I ask my new acquaintance at the coffee shop what types of software she uses to analyze her DNA sequences. She recites a long and impressive list of computer programs for geneticists, many of which I employ in my own research. “I’ve tried a lot of the different freeware programs,” she says. “Some are great, but given my limited knowledge of computers, I avoid those that need to be run from a command line. Last Christmas, I convinced my parents to buy me an easy-to-use, all-in-one bioinformatics software suit with a graphical interface. They were reluctant to get it for me at first because it cost four hundred dollars and I’m not a biologist. But I argued that it was comparable to the price of an Xbox or an iPad – items that they’d already purchased for my brother. I also showed them some of the cool things that I could do with the program, like constructing an evolutionary tree of honeybees or looking at the sex chromosomes in frogs. They couldn’t believe that the DNA sequences from all of these different species were on the Internet, for everyone to explore.”

The number of DNA sequences at websites like GenBank is growing exponentially. In the year 2000, GenBank contained around one million DNA entries. Now it boasts more than 150 million, amounting to over 100 billion base pairs of DNA. This rapid increase in genetic data is a reflection of recent advancements in DNA sequencing technologies (often called “next-generation” sequencing techniques), which have made it cheap, easy, and fast to generate millions of nucleotides of genomic data. Moreover, when scientists publish in academic journals they are required to submit all of the DNA data that they describe in their articles in online sequence repositories.

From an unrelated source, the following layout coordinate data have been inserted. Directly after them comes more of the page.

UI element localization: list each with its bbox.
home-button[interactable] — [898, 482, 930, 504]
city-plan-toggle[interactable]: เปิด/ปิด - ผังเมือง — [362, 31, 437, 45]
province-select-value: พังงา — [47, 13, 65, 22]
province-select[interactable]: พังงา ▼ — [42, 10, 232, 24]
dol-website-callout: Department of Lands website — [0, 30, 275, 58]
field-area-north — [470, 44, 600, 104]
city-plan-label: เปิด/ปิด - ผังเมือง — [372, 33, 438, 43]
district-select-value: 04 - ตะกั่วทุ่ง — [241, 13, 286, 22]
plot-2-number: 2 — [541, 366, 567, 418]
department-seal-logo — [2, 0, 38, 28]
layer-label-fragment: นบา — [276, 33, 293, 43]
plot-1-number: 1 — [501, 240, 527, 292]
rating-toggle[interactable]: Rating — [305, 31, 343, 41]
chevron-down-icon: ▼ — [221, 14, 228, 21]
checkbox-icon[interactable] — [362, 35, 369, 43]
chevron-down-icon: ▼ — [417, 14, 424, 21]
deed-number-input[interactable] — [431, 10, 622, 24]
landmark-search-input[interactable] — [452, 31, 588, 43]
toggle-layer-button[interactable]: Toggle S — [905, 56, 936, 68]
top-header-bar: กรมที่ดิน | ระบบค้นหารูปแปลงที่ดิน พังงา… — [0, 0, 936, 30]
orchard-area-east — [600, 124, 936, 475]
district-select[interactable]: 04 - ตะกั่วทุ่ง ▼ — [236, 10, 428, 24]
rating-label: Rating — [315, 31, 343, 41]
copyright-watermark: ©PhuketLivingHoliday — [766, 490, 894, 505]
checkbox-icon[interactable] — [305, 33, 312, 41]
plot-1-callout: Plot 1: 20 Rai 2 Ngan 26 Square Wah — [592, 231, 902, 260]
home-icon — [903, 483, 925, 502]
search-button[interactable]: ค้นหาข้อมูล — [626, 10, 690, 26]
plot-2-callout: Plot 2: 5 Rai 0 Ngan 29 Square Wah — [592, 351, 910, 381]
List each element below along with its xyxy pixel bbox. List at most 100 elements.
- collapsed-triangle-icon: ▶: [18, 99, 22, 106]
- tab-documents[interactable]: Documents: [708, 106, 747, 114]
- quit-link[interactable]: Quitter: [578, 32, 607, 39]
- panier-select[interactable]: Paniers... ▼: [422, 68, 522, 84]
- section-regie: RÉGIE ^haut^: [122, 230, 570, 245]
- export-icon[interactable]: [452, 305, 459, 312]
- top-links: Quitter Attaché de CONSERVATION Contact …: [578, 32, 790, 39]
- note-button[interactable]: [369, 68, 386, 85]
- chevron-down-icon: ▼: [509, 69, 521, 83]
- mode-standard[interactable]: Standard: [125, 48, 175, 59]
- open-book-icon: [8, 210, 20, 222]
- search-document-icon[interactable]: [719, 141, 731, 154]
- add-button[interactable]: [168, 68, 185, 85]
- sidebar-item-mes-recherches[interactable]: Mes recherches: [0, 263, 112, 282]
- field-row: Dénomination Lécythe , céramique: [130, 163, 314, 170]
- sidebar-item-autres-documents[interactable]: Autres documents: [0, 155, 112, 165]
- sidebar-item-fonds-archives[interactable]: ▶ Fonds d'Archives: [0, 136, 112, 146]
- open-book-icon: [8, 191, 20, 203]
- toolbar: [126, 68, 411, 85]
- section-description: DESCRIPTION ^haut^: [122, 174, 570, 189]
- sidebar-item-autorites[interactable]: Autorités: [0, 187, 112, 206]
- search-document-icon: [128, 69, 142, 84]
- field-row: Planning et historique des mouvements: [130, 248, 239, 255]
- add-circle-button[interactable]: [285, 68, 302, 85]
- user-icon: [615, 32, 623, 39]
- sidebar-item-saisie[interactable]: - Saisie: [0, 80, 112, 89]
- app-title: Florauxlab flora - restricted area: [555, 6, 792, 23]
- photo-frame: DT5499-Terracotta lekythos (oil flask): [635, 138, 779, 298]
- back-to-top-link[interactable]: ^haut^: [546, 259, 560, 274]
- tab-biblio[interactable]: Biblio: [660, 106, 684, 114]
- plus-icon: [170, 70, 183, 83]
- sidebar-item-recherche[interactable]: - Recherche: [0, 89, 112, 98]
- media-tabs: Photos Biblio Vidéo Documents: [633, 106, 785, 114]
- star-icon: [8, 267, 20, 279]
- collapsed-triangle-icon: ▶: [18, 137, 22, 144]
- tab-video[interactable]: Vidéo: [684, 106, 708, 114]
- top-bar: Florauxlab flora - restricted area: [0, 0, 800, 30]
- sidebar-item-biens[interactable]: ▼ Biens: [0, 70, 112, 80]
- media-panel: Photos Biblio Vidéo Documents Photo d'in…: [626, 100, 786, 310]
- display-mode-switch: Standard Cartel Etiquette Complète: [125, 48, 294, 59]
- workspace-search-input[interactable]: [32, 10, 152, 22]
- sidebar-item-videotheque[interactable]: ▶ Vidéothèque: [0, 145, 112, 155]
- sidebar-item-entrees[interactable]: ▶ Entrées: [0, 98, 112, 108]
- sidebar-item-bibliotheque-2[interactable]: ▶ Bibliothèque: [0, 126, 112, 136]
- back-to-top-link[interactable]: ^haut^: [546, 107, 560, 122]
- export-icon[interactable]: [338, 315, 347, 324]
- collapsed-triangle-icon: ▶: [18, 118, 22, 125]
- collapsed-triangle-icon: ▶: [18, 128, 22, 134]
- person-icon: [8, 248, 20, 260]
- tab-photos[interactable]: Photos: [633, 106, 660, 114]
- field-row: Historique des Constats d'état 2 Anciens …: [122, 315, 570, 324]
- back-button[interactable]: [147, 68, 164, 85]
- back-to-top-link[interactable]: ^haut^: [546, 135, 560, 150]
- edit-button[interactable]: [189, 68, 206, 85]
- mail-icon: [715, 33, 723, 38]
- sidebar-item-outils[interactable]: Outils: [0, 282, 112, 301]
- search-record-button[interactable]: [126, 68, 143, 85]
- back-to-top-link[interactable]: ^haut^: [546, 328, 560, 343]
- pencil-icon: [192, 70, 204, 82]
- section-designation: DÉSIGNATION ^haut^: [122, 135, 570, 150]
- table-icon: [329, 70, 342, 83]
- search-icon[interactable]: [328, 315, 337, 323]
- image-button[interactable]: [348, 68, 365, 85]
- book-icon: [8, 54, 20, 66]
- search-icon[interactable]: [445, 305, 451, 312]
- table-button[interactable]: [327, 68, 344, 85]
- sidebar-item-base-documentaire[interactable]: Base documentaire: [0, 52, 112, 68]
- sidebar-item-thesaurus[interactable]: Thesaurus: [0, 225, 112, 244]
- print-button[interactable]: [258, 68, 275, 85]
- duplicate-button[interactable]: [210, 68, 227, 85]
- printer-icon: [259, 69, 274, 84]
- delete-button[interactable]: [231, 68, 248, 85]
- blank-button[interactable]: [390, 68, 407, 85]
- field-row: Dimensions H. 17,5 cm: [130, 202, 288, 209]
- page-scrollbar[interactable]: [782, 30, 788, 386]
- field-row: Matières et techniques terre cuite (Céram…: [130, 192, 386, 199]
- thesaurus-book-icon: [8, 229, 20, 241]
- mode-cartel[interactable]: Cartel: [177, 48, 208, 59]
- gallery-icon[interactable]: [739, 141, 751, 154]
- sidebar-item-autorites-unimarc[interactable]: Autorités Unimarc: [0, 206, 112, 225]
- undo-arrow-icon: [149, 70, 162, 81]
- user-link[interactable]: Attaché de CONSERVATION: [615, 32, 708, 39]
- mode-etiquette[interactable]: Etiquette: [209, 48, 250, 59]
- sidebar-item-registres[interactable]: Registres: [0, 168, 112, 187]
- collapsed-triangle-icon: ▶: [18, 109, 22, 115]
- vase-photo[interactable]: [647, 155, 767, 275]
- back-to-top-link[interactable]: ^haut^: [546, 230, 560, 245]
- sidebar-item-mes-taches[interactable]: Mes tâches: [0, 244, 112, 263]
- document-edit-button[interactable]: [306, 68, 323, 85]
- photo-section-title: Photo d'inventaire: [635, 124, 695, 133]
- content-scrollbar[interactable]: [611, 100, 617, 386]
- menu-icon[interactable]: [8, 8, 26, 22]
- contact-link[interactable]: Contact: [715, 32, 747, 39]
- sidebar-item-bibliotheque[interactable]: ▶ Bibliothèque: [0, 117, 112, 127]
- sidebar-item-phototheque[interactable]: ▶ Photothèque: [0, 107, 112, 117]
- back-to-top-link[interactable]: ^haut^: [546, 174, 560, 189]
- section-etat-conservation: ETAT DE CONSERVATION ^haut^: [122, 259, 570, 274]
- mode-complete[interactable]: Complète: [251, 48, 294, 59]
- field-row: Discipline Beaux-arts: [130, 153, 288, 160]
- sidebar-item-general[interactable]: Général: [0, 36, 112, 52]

Many scientists also submit the raw data that come directly from next-generation sequencing machines: millions of short, unassembled nucleotide sequences, stored in a single file. These types of data, which are housed in a special section of GenBank called the Sequence Read Archive, are great for both researchers and hobby geneticists because they often contain information that was ignored or overlooked by the primary investigators. For example, a file of next-generation DNA sequences derived from a green alga could also contain DNA sequences from the different viruses and bacteria that live in or around that alga, meaning that a hobby geneticist could use these data to assemble novel viral and bacterial genomes.

My hobby geneticist friend tells me how she is using next-generation DNA sequences to assemble the genomes of Atlantic salmon and the sea lice that parasitize them. She got the idea for this research from watching a documentary film on British Columbia’s salmon fishery. “One part of the movie focused on genetics,” she says, “and how biologists are using DNA sequences to study the impact of sea lice on the salmon farming industry. On the internet, I located next-generation sequencing projects for both salmon and their sea lice ectoparasites, and now I’m testing to see if there has been any lateral exchange of DNA between these two species.” I ask her if she plans to publish any of her results. “I mostly do this for my own enjoyment,” she explains. “However, I did email some of my findings to a professor a the University of British Columbia. He was surprised to hear from me, but has been very helpful and encouraging. He’s even asked if he could use some of my analyses in a paper that he’s writing. If it works out, I’ll have a scientific publication to my name – not that it will help me much in the world of investment banking.”

I return to my work on jellyfish genomes. But soon I’m distracted by a nagging image: I keep picturing an army of hobby geneticists fervidly descending upon my hard-earned data – all of which I sent to GenBank last week!

David Smith is a postdoctoral fellow in the Botany department at the University of British Columbia, in Vancouver, Canada.